Andrea Treber ist nach erfolgreich bestandener Gesellenprüfung in diesem Sommer von Frank und Jacqueline Orth als erste ehemalige Auszubildende übernommen worden.

Der Pferdestall auf dem Leuchtfeuerhof ist hell und pferdefreundlich gebaut. Jedes Pferd hat Zugang zu einem Paddock, sodass es jederzeit rausgehen und Kontakt mit seinem Nachbarn aufnehmen kann.
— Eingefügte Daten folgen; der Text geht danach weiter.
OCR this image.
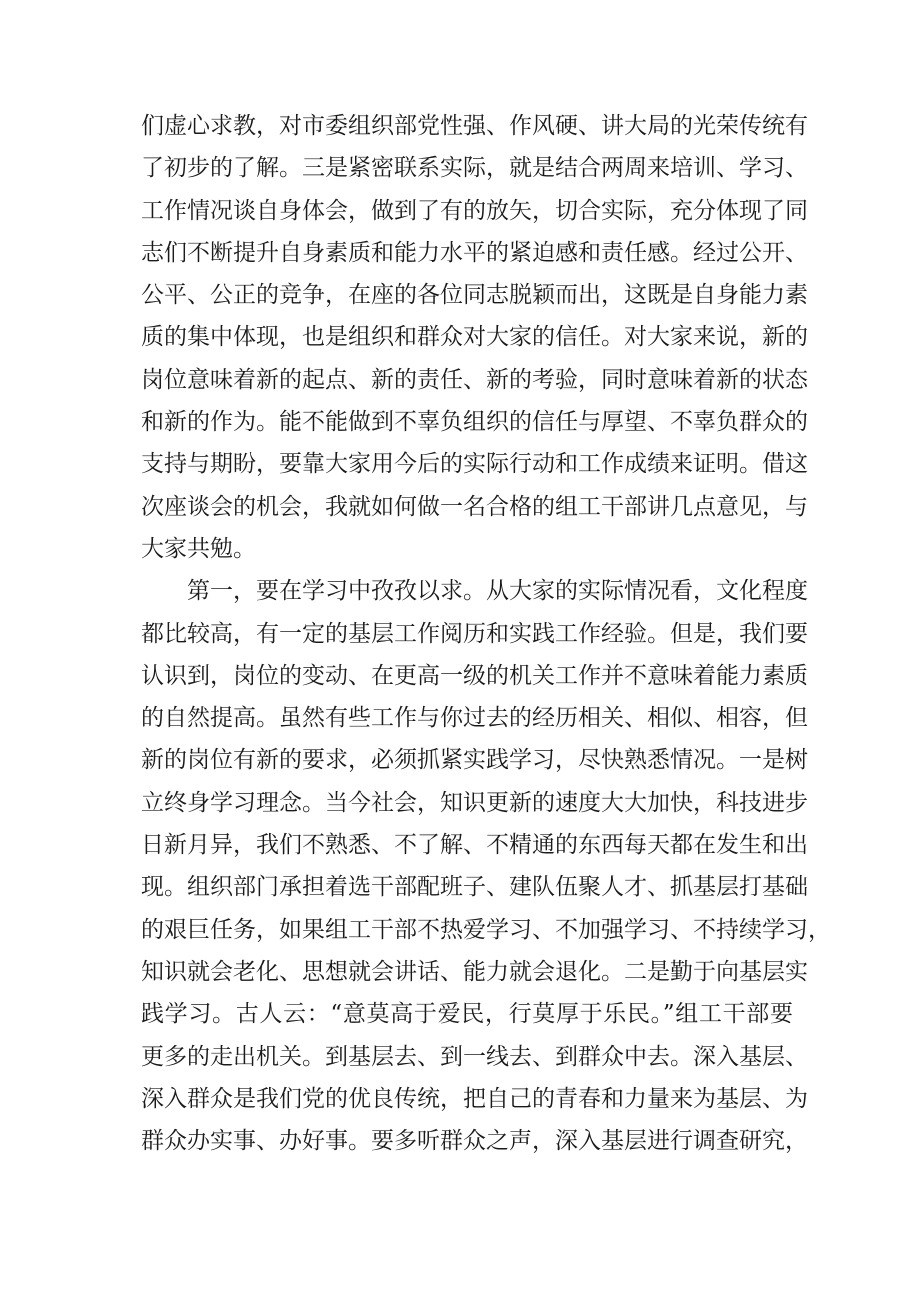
们虚心求教，对市委组织部党性强、作风硬、讲大局的光荣传统有
了初步的了解。三是紧密联系实际，就是结合两周来培训、学习、
工作情况谈自身体会，做到了有的放矢，切合实际，充分体现了同
志们不断提升自身素质和能力水平的紧迫感和责任感。经过公开、
公平、公正的竞争，在座的各位同志脱颖而出，这既是自身能力素
质的集中体现，也是组织和群众对大家的信任。对大家来说，新的
岗位意味着新的起点、新的责任、新的考验，同时意味着新的状态
和新的作为。能不能做到不辜负组织的信任与厚望、不辜负群众的
支持与期盼，要靠大家用今后的实际行动和工作成绩来证明。借这
次座谈会的机会，我就如何做一名合格的组工干部讲几点意见，与
大家共勉。
第一，要在学习中孜孜以求。从大家的实际情况看，文化程度
都比较高，有一定的基层工作阅历和实践工作经验。但是，我们要
认识到，岗位的变动、在更高一级的机关工作并不意味着能力素质
的自然提高。虽然有些工作与你过去的经历相关、相似、相容，但
新的岗位有新的要求，必须抓紧实践学习，尽快熟悉情况。一是树
立终身学习理念。当今社会，知识更新的速度大大加快，科技进步
日新月异，我们不熟悉、不了解、不精通的东西每天都在发生和出
现。组织部门承担着选干部配班子、建队伍聚人才、抓基层打基础
的艰巨任务，如果组工干部不热爱学习、不加强学习、不持续学习，
知识就会老化、思想就会讲话、能力就会退化。二是勤于向基层实
践学习。古人云：“意莫高于爱民，行莫厚于乐民。”组工干部要
更多的走出机关。到基层去、到一线去、到群众中去。深入基层、
深入群众是我们党的优良传统，把自己的青春和力量来为基层、为
群众办实事、办好事。要多听群众之声，深入基层进行调查研究，
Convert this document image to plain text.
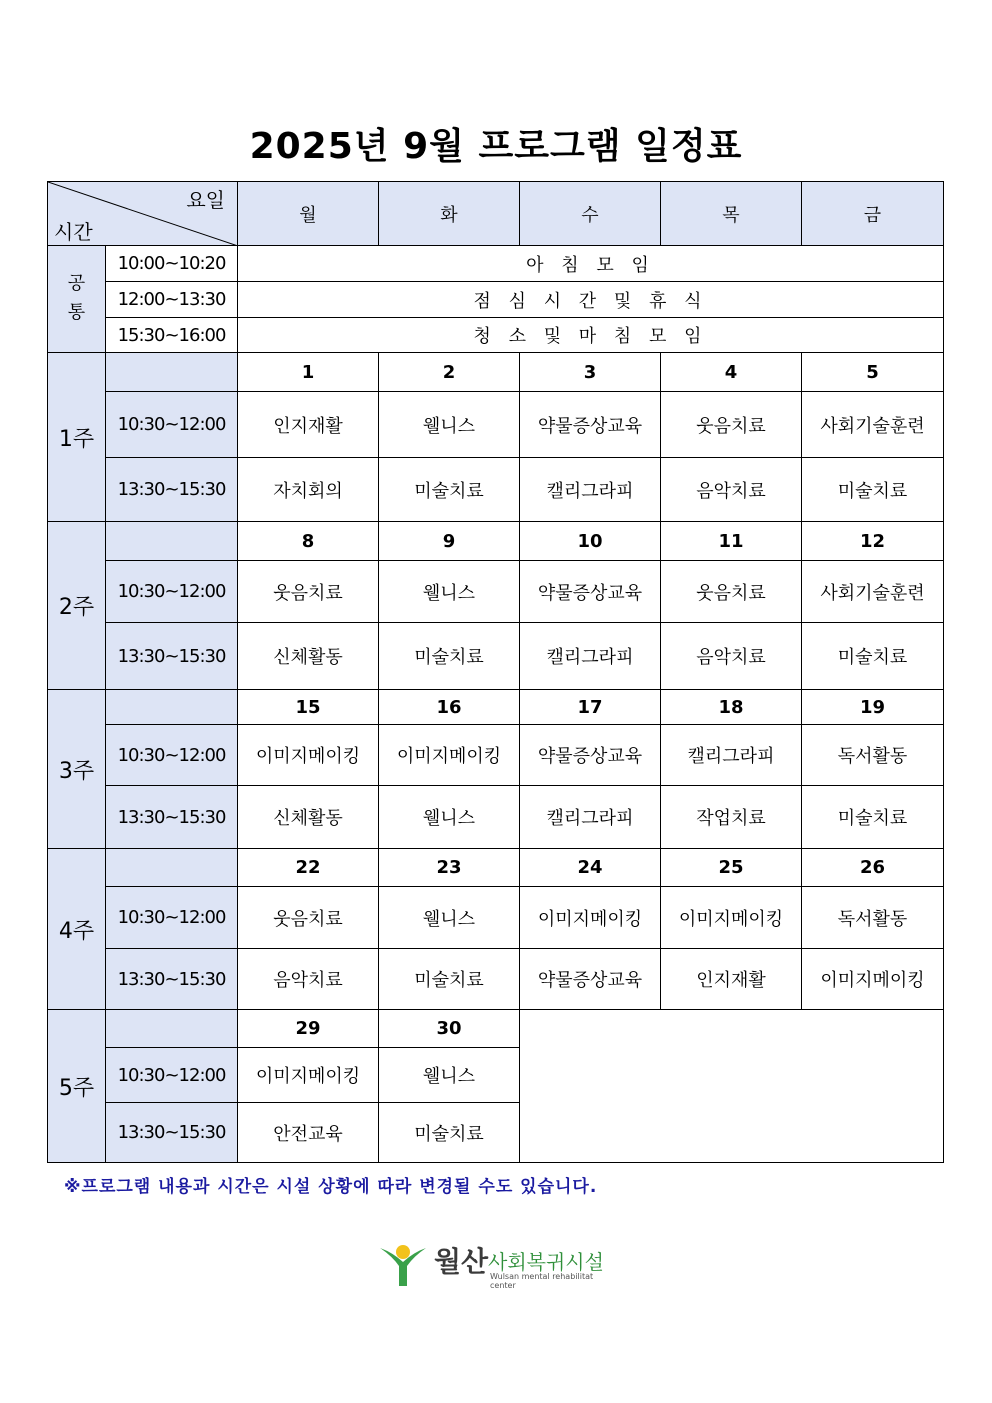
2025년 9월 프로그램 일정표
요일
시간		월	화	수	목	금
공
통	10:00~10:20	아 침 모 임				
	12:00~13:30	점 심 시 간 및 휴 식				
	15:30~16:00	청 소 및 마 침 모 임				
1주		1	2	3	4	5
	10:30~12:00	인지재활	웰니스	약물증상교육	웃음치료	사회기술훈련
	13:30~15:30	자치회의	미술치료	캘리그라피	음악치료	미술치료
2주		8	9	10	11	12
	10:30~12:00	웃음치료	웰니스	약물증상교육	웃음치료	사회기술훈련
	13:30~15:30	신체활동	미술치료	캘리그라피	음악치료	미술치료
3주		15	16	17	18	19
	10:30~12:00	이미지메이킹	이미지메이킹	약물증상교육	캘리그라피	독서활동
	13:30~15:30	신체활동	웰니스	캘리그라피	작업치료	미술치료
4주		22	23	24	25	26
	10:30~12:00	웃음치료	웰니스	이미지메이킹	이미지메이킹	독서활동
	13:30~15:30	음악치료	미술치료	약물증상교육	인지재활	이미지메이킹
5주		29	30			
	10:30~12:00	이미지메이킹	웰니스			
	13:30~15:30	안전교육	미술치료			
※프로그램 내용과 시간은 시설 상황에 따라 변경될 수도 있습니다.
월산 사회복귀시설
Wulsan mental rehabilitat center
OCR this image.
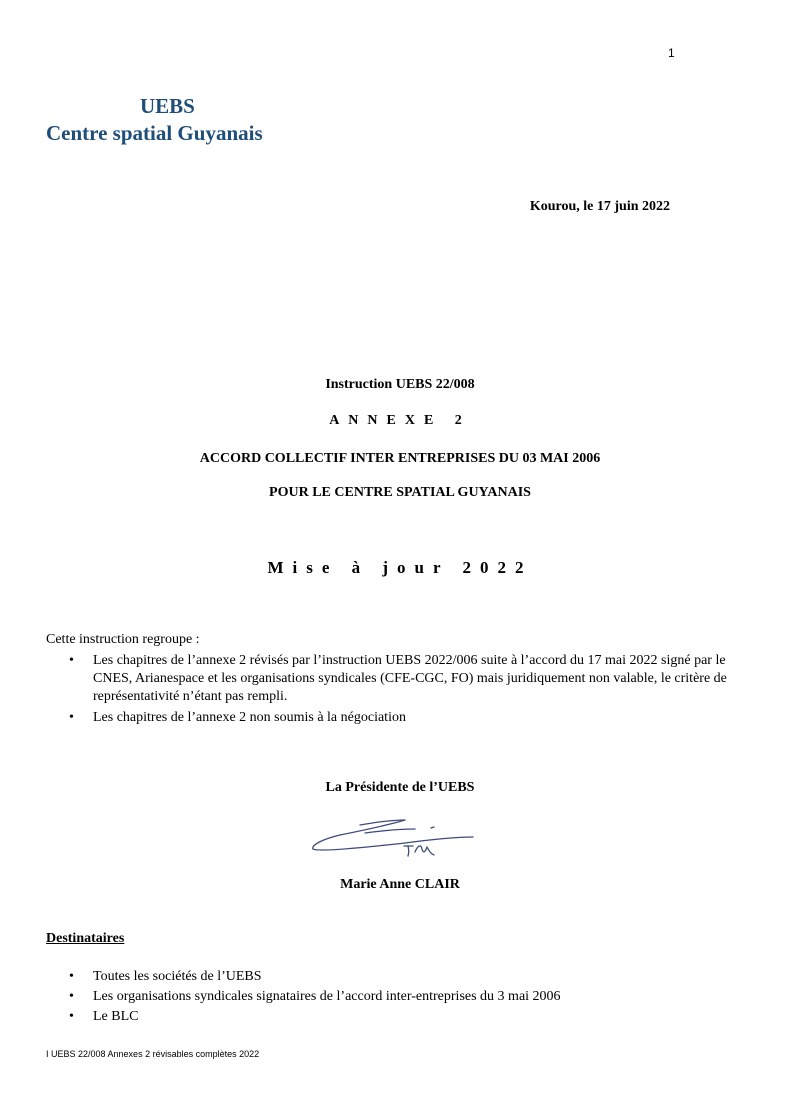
1
UEBS
Centre spatial Guyanais
Kourou, le 17 juin 2022
Instruction UEBS 22/008
ANNEXE 2
ACCORD COLLECTIF INTER ENTREPRISES DU 03 MAI 2006
POUR LE CENTRE SPATIAL GUYANAIS
Mise à jour 2022
Cette instruction regroupe :
• Les chapitres de l’annexe 2 révisés par l’instruction UEBS 2022/006 suite à l’accord du 17 mai 2022 signé par le CNES, Arianespace et les organisations syndicales (CFE-CGC, FO) mais juridiquement non valable, le critère de représentativité n’étant pas rempli.
• Les chapitres de l’annexe 2 non soumis à la négociation
La Présidente de l’UEBS
Marie Anne CLAIR
Destinataires
• Toutes les sociétés de l’UEBS
• Les organisations syndicales signataires de l’accord inter-entreprises du 3 mai 2006
• Le BLC
I UEBS 22/008 Annexes 2 révisables complètes 2022
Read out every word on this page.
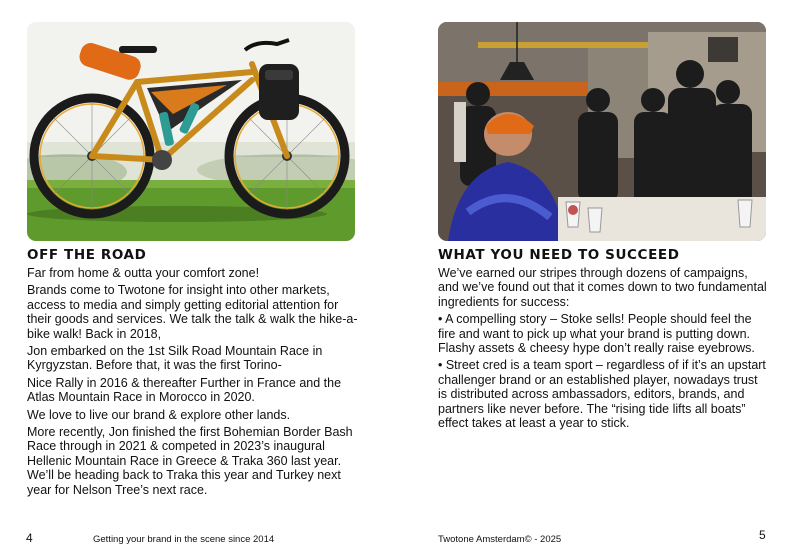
OFF THE ROAD

Far from home & outta your comfort zone!

Brands come to Twotone for insight into other markets, access to media and simply getting editorial attention for their goods and services. We talk the talk & walk the hike-a-bike walk! Back in 2018,

Jon embarked on the 1st Silk Road Mountain Race in Kyrgyzstan. Before that, it was the first Torino-

Nice Rally in 2016 & thereafter Further in France and the Atlas Mountain Race in Morocco in 2020.

We love to live our brand & explore other lands.

More recently, Jon finished the first Bohemian Border Bash Race through in 2021 & competed in 2023’s inaugural Hellenic Mountain Race in Greece & Traka 360 last year. We’ll be heading back to Traka this year and Turkey next year for Nelson Tree’s next race.

4	Getting your brand in the scene since 2014
WHAT YOU NEED TO SUCCEED

We’ve earned our stripes through dozens of campaigns, and we’ve found out that it comes down to two fundamental ingredients for success:

• A compelling story – Stoke sells! People should feel the fire and want to pick up what your brand is putting down. Flashy assets & cheesy hype don’t really raise eyebrows.

• Street cred is a team sport – regardless of if it’s an upstart challenger brand or an established player, nowadays trust is distributed across ambassadors, editors, brands, and partners like never before. The “rising tide lifts all boats” effect takes at least a year to stick.

Twotone Amsterdam© - 2025	5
Umgang mit den Kunden lernen

Die Kunden auf dem Leuchtfeuerhof sind sehr unterschiedlich. Neben privaten Pferdebesitzern, die ihre Pferde auf dem Leuchtfeuerhof eingestellt haben, kommen auch viele Reiter ohne eigenes Pferd auf den Hof. Denn Orths bieten ein vielseitiges Programm rund ums Pferd an. Fast wöchentlich gibt es verschiedene Seminare und Lehrgänge, aber auch teilweise mehrtägige Wanderritte und Ausritte im Pfälzer Wald werden angeboten. Fünf Schulen nutzen die Möglichkeit, Reiten als Schulfach auf dem Leuchtfeuerhof zu realisieren. Es sind Regel- und auch Förderschüler darunter, die im Rahmen des Unterrichts Reiten lernen. „Das ist schon eine Herausforderung für unsere Auszubildenden“, sagt Jacqueline Orth. Sie ist sich sicher, dass das Pferd das ideale Medium ist, gerade für schwierige Kinder: „Die Kinder spiegeln sich an den Pferden.“ Aber genau das macht das Arbeiten mit den Kindern für die Auszubildenden nicht immer einfach. In den Ferien kommen zahlreiche Ferienprogramme dazu, in denen die Kinder nicht nur auf dem Pferd betreut werden, sondern auch mit Spielen und Freizeitaktivitäten beschäftigt werden wollen. Alles zusammen macht den Leuchtfeuerhof zu einem engagierten Betrieb, der nun mit der Auszeichnung der Landwirtschaftskammer „Ausbildungsbetrieb des Jahres 2016“ belohnt wurde. „Die Atmos­phäre auf dem Hof ist toll. Ich fühle mich hier gut aufgehoben“, bringt es die Auszubildende Michelle Becker auf den Punkt. Wenn die Auszubildenden die Lehre durchlaufen haben, sind sie in der Lage, einen Betrieb zu managen. „Wir freuen uns sehr über die Auszeichnung zum Ausbildungsbetrieb des Jahres und sind natürlich auch stolz darauf. So eine Auszeichnung wirkt nach außen und ist eine schöne Bestätigung für unser Konzept“, freuen sich Jacqueline und Frank Orth.